When we talk about repositories, or better, the services we offer through them, we are discussing  the sociological side of technology and its adoption.  Repository programs are still exotic, or even scary, to too many of our librarian colleagues, and to make things worse, most librarians were never trained to make the sale for experimental services or projects.  But those programs must be integrated into the rest of the library’s services.  Public services librarians meet students every day in the classroom, in the library, or online, and, in spite of their slight reluctance to paying us a visit in the library, faculty still call upon us.  All of us have a responsibility to query our teaching and research colleagues to divine the needs that they didn’t know they had, and try to match those to the services we can provide.  Asking questions that you don’t have answers to is the best way to start learning.  That, in turn, requires more active communication across the divisions of our libraries to ensure that the programs we offer are integrated into instruction, reference and collection development.

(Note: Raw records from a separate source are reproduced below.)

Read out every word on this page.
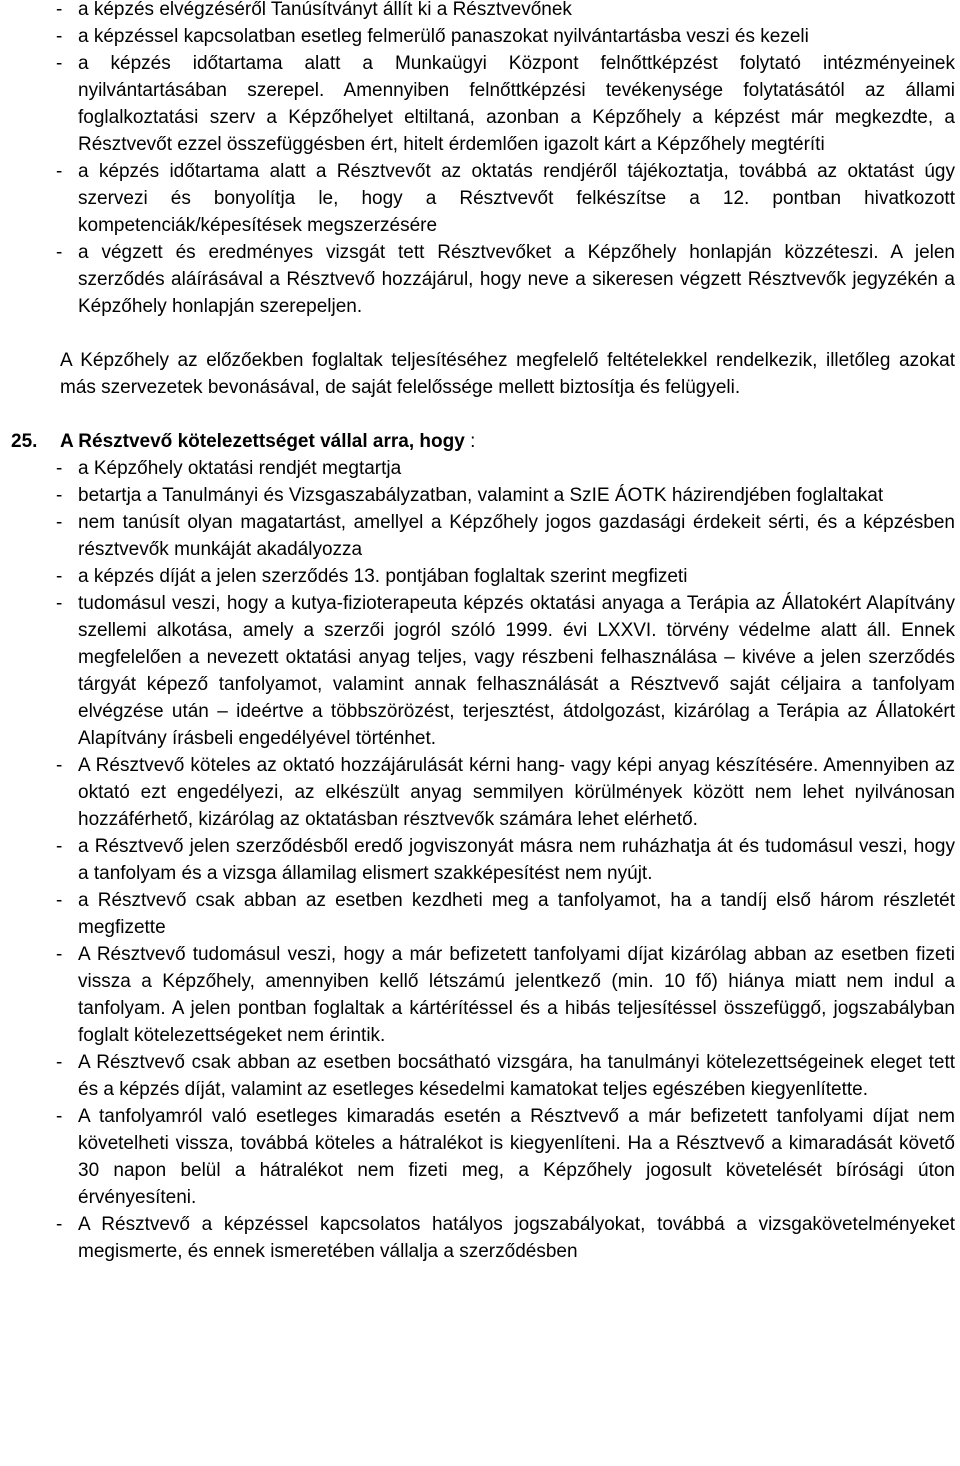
- a képzés elvégzéséről Tanúsítványt állít ki a Résztvevőnek
- a képzéssel kapcsolatban esetleg felmerülő panaszokat nyilvántartásba veszi és kezeli
- a képzés időtartama alatt a Munkaügyi Központ felnőttképzést folytató intézményeinek nyilvántartásában szerepel. Amennyiben felnőttképzési tevékenysége folytatásától az állami foglalkoztatási szerv a Képzőhelyet eltiltaná, azonban a Képzőhely a képzést már megkezdte, a Résztvevőt ezzel összefüggésben ért, hitelt érdemlően igazolt kárt a Képzőhely megtéríti
- a képzés időtartama alatt a Résztvevőt az oktatás rendjéről tájékoztatja, továbbá az oktatást úgy szervezi és bonyolítja le, hogy a Résztvevőt felkészítse a 12. pontban hivatkozott kompetenciák/képesítések megszerzésére
- a végzett és eredményes vizsgát tett Résztvevőket a Képzőhely honlapján közzéteszi. A jelen szerződés aláírásával a Résztvevő hozzájárul, hogy neve a sikeresen végzett Résztvevők jegyzékén a Képzőhely honlapján szerepeljen.
A Képzőhely az előzőekben foglaltak teljesítéséhez megfelelő feltételekkel rendelkezik, illetőleg azokat más szervezetek bevonásával, de saját felelőssége mellett biztosítja és felügyeli.
25. A Résztvevő kötelezettséget vállal arra, hogy :
- a Képzőhely oktatási rendjét megtartja
- betartja a Tanulmányi és Vizsgaszabályzatban, valamint a SzIE ÁOTK házirendjében foglaltakat
- nem tanúsít olyan magatartást, amellyel a Képzőhely jogos gazdasági érdekeit sérti, és a képzésben résztvevők munkáját akadályozza
- a képzés díját a jelen szerződés 13. pontjában foglaltak szerint megfizeti
- tudomásul veszi, hogy a kutya-fizioterapeuta képzés oktatási anyaga a Terápia az Állatokért Alapítvány szellemi alkotása, amely a szerzői jogról szóló 1999. évi LXXVI. törvény védelme alatt áll. Ennek megfelelően a nevezett oktatási anyag teljes, vagy részbeni felhasználása – kivéve a jelen szerződés tárgyát képező tanfolyamot, valamint annak felhasználását a Résztvevő saját céljaira a tanfolyam elvégzése után – ideértve a többszörözést, terjesztést, átdolgozást, kizárólag a Terápia az Állatokért Alapítvány írásbeli engedélyével történhet.
- A Résztvevő köteles az oktató hozzájárulását kérni hang- vagy képi anyag készítésére. Amennyiben az oktató ezt engedélyezi, az elkészült anyag semmilyen körülmények között nem lehet nyilvánosan hozzáférhető, kizárólag az oktatásban résztvevők számára lehet elérhető.
- a Résztvevő jelen szerződésből eredő jogviszonyát másra nem ruházhatja át és tudomásul veszi, hogy a tanfolyam és a vizsga államilag elismert szakképesítést nem nyújt.
- a Résztvevő csak abban az esetben kezdheti meg a tanfolyamot, ha a tandíj első három részletét megfizette
- A Résztvevő tudomásul veszi, hogy a már befizetett tanfolyami díjat kizárólag abban az esetben fizeti vissza a Képzőhely, amennyiben kellő létszámú jelentkező (min. 10 fő) hiánya miatt nem indul a tanfolyam. A jelen pontban foglaltak a kártérítéssel és a hibás teljesítéssel összefüggő, jogszabályban foglalt kötelezettségeket nem érintik.
- A Résztvevő csak abban az esetben bocsátható vizsgára, ha tanulmányi kötelezettségeinek eleget tett és a képzés díját, valamint az esetleges késedelmi kamatokat teljes egészében kiegyenlítette.
- A tanfolyamról való esetleges kimaradás esetén a Résztvevő a már befizetett tanfolyami díjat nem követelheti vissza, továbbá köteles a hátralékot is kiegyenlíteni. Ha a Résztvevő a kimaradását követő 30 napon belül a hátralékot nem fizeti meg, a Képzőhely jogosult követelését bírósági úton érvényesíteni.
- A Résztvevő a képzéssel kapcsolatos hatályos jogszabályokat, továbbá a vizsgakövetelményeket megismerte, és ennek ismeretében vállalja a szerződésben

Many researchers, perhaps scientists especially, cannot imagine why or how the library could do anything but subscribe to journals, even as they struggle to document and organize their work.   We have huge obstacles to overcome, but the library remains a trusted brand, and our partners are out there and talking.   Johanna Drucker wrote recently in the Chronicle of Higher Education:

“The design of new [online] environments for performing scholarly work cannot be left to the technical staff and to library professionals. The library is a crucial partner in planning and envisioning the future of preserving, using, even creating scholarly resources. So are the technology professionals. But in an analogy with building construction, they are the architects and the contractors. The creation of archives, analytic tools, and statistical analyses of aggregate data in the humanities (and in some other scholarly fields) requires the combined expertise of technical, professional, and scholarly personnel.” [10]

In other words, we have to engage and guide researchers, but we must also let them lead us, possibly where we might not have expected, or maybe even wouldn’t want them to go.  We can’t assume we know best, or the library will end up running a repository, i.e., “a place in which a dead body is deposited; a vault or sepulchre.”

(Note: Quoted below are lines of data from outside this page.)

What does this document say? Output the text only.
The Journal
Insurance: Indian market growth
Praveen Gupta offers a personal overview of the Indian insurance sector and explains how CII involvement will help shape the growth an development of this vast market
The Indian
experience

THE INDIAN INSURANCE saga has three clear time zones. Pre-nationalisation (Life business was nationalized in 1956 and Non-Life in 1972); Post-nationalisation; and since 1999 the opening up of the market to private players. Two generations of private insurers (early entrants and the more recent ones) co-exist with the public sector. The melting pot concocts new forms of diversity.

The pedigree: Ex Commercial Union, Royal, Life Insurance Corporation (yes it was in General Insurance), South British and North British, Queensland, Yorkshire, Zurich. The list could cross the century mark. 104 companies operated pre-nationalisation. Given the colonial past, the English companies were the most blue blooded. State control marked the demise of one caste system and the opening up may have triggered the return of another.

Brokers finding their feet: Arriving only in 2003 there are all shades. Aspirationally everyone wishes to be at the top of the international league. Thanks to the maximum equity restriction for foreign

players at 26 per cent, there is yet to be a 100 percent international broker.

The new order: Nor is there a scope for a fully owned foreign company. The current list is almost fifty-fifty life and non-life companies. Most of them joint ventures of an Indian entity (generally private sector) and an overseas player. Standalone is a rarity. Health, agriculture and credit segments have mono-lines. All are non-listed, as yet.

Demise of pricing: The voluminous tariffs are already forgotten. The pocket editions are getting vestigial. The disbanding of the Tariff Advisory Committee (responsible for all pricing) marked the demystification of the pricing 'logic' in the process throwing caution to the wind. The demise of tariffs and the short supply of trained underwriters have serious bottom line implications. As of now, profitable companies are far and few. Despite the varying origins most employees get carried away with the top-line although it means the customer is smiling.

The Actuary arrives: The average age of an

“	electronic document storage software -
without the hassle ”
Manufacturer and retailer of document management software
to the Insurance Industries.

[This essay began as a longer piece titled “What We Talk About When We Talk About Repositories,” which appeared in Reference and User Services Quarterly, September 2009, 49.1: 18-23.  It is addressed primarily to the librarians among us.]


[1] OED Online, s.v. “Repository” www.oed.com

[2] Jefferey R. Young, “‘Superarchives’ Could Hold All Scholarly Output: Online Collections by Institutions May Challenge the Role of Journal Publishers,” Chronicle of Higher Education, July 5, 2002 2002.

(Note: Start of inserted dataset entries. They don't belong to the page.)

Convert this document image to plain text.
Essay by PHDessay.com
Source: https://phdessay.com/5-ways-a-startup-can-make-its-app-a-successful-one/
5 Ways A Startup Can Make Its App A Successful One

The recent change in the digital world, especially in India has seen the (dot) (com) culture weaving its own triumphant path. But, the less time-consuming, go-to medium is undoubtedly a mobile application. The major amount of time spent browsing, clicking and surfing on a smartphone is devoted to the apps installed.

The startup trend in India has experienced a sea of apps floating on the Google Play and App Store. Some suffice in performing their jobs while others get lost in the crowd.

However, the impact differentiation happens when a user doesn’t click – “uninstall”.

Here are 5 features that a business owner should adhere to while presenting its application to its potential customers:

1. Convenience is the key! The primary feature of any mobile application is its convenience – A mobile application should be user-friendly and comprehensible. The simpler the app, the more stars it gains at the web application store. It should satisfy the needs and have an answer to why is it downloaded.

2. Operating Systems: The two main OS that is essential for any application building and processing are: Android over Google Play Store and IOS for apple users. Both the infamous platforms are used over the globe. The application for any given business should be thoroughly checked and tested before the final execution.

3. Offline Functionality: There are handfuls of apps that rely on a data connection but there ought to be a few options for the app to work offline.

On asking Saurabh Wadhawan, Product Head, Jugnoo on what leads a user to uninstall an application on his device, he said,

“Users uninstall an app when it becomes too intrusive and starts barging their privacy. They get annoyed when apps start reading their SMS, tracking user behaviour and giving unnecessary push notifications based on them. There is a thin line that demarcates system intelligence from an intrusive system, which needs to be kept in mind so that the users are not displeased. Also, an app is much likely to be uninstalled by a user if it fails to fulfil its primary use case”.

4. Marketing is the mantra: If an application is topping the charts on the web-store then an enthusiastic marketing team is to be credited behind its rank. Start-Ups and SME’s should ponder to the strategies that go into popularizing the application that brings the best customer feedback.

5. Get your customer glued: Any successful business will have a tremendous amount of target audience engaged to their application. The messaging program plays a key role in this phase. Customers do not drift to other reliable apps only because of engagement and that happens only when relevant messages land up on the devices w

[3] Raym Crow, “The Case for Institutional Repositories: A SPARC Position Paper,”  (Washington, DC: The Scholarly Publishing & Academic Resources Coalition, 2002).

[4] Andrea L. Foster, “Papers Wanted:  Online Archives Run by Universities Struggle to Attract Material,” Chronicle of Higher Education, June 25, 2004 2004.

[5] Dorothea Salo, “Unappetizing Metaphors.”

[6] Clifford Lynch, Joan Lippincott, “Institutional Repository Deployment in the United States as of Early 2005,” D-Lib Magazine 11, no. 9 (2005).

[7]Throughout this essay, I use the term “data” broadly to refer to just about anything that is in digital form and of enduring interest to scholars or librarians.

[8] Catherine Mitchell, “Let’s Stop Talking About Repositories: A Study in Perceived Use-Value, Communication and Publishing Services,” in SPARC Digital Repositories Meeting 2008 (Baltimore, MD: 2008).

[9] Dorothea Salo has quite effectively written about the failure of institutional repository programs, attributing much of it to a failure of vision and leadership that results in a poor alignment of resources with the program goals. See Dorthea Salo, “Innkeeper at the Roach Motel ” Library Trends 57, no. 2 (2008).

[10] Johanna Drucker, “Blind Spots:  Humanists Must Plan Their Digital Future,” The Chronicle of Higher Education, April 3, 2009.

[NOTE:  This post was edited on May 14, 2014 to update the link to the original essay.]